この世界に生まれでて五年ほどの猫がペプシマンのCMを知ってるとも思わないし、
日本語の時代錯誤なツッコミまで聞き分けられると思っているわけでもないが、
とにかく
「やった。ウケた!」
ということまでは自信を持っているようで、近頃はドヤ顔でしばしばこれをやりたがる。
正直、わりとびっくりする。
そんな猫にちゅーるをやるときは間近で顔を見たいので、腹ばいになって同じ目線で構えるようにしている。
無駄なく食べられるように小袋の後ろの方から折りたたみながら絞り出していくと、スティック状の袋が短くなるに連れて猫と私の顔の距離も順調に近くなる。
ふと、
「これってだいぶポッキーゲームっぽいな」
という気になる。
せっかくだからこの機会に猫の鼻先を舐められるかどうか試してみてもいいのではないか。

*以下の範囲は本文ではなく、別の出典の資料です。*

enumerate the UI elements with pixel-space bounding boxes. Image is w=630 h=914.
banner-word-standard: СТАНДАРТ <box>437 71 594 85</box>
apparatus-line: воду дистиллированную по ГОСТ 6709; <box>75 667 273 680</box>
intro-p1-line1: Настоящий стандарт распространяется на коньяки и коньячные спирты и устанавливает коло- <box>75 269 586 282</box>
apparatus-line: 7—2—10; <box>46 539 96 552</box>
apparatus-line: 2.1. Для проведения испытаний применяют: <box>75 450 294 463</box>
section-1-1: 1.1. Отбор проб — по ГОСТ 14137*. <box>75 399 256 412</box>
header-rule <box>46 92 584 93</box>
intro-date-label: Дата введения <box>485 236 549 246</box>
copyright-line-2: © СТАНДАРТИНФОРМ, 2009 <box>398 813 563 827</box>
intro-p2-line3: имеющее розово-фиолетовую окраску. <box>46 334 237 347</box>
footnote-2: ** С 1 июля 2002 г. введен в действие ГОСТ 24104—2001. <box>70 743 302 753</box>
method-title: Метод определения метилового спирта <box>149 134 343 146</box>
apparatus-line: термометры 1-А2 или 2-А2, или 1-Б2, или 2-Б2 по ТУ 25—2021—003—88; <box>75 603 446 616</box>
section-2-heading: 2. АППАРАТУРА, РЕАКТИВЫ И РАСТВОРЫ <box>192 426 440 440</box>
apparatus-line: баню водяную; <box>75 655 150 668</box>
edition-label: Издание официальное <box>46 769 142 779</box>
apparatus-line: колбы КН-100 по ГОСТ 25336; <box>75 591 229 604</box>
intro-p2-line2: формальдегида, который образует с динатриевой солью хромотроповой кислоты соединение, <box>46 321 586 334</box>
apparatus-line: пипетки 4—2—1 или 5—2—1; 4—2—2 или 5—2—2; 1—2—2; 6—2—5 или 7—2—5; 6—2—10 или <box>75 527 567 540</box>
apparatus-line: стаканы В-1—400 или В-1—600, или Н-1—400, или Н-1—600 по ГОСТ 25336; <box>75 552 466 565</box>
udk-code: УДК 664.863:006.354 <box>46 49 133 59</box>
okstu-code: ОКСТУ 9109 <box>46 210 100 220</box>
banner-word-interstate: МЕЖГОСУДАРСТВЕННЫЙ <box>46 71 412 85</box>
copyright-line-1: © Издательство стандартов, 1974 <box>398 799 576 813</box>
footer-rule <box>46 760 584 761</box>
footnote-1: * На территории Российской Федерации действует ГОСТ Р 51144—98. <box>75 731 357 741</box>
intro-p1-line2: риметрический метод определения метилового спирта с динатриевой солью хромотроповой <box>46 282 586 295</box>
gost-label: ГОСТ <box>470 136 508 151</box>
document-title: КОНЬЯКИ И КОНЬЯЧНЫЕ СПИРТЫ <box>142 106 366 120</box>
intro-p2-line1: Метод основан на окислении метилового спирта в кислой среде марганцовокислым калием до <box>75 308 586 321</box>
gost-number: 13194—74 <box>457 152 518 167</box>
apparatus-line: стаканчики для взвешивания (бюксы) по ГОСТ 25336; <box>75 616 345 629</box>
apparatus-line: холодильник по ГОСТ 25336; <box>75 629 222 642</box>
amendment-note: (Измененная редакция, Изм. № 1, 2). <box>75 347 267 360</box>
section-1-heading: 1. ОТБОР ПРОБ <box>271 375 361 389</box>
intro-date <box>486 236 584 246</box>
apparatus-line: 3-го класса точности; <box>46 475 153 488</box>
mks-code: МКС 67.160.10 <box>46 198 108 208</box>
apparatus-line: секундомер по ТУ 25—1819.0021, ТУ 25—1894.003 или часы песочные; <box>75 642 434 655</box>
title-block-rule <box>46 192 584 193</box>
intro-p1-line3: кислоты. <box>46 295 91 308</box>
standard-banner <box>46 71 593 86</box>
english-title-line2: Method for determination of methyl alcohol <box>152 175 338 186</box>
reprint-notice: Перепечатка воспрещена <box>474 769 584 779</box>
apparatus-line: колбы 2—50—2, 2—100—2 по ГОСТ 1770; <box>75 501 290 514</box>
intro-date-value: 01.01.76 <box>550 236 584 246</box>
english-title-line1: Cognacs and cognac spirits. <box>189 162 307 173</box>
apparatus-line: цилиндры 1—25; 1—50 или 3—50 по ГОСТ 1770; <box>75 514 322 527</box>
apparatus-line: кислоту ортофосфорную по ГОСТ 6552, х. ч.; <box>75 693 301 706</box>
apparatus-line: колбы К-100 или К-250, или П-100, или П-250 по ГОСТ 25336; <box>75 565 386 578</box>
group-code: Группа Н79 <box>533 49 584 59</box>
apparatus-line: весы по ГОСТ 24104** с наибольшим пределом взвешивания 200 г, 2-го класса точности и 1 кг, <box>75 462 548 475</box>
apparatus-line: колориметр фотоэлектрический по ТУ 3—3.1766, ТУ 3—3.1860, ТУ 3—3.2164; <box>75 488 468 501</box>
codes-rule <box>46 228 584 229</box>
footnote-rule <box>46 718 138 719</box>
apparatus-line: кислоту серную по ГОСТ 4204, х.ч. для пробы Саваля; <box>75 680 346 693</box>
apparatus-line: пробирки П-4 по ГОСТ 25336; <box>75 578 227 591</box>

思えば猫を飼っておいて、普段から舐められる一方というのも理不尽な話だ。
必死に舌を伸ばしてちゅーるを舐めている猫の鼻先めがけて、こちらも限界まで舌を前に伸ばしながら、ちょっとずつちゅーるの袋を折りたたんでいく。
「もうちょっと!もうちょっと!」
と盛り上がってきたあたりで、突然猫がドン引きした表情をして頭を後ろにすっとひくのが分かった。
ちゅーるの袋がもう空だ。
ポッキーは途中で折れるものだし、ちゅーるは途中でなくなるものだし、フォークダンスは好きな子の前で終わるもの。
知ってる知ってる。
そういえば昔から世の中ってそういう場所だった。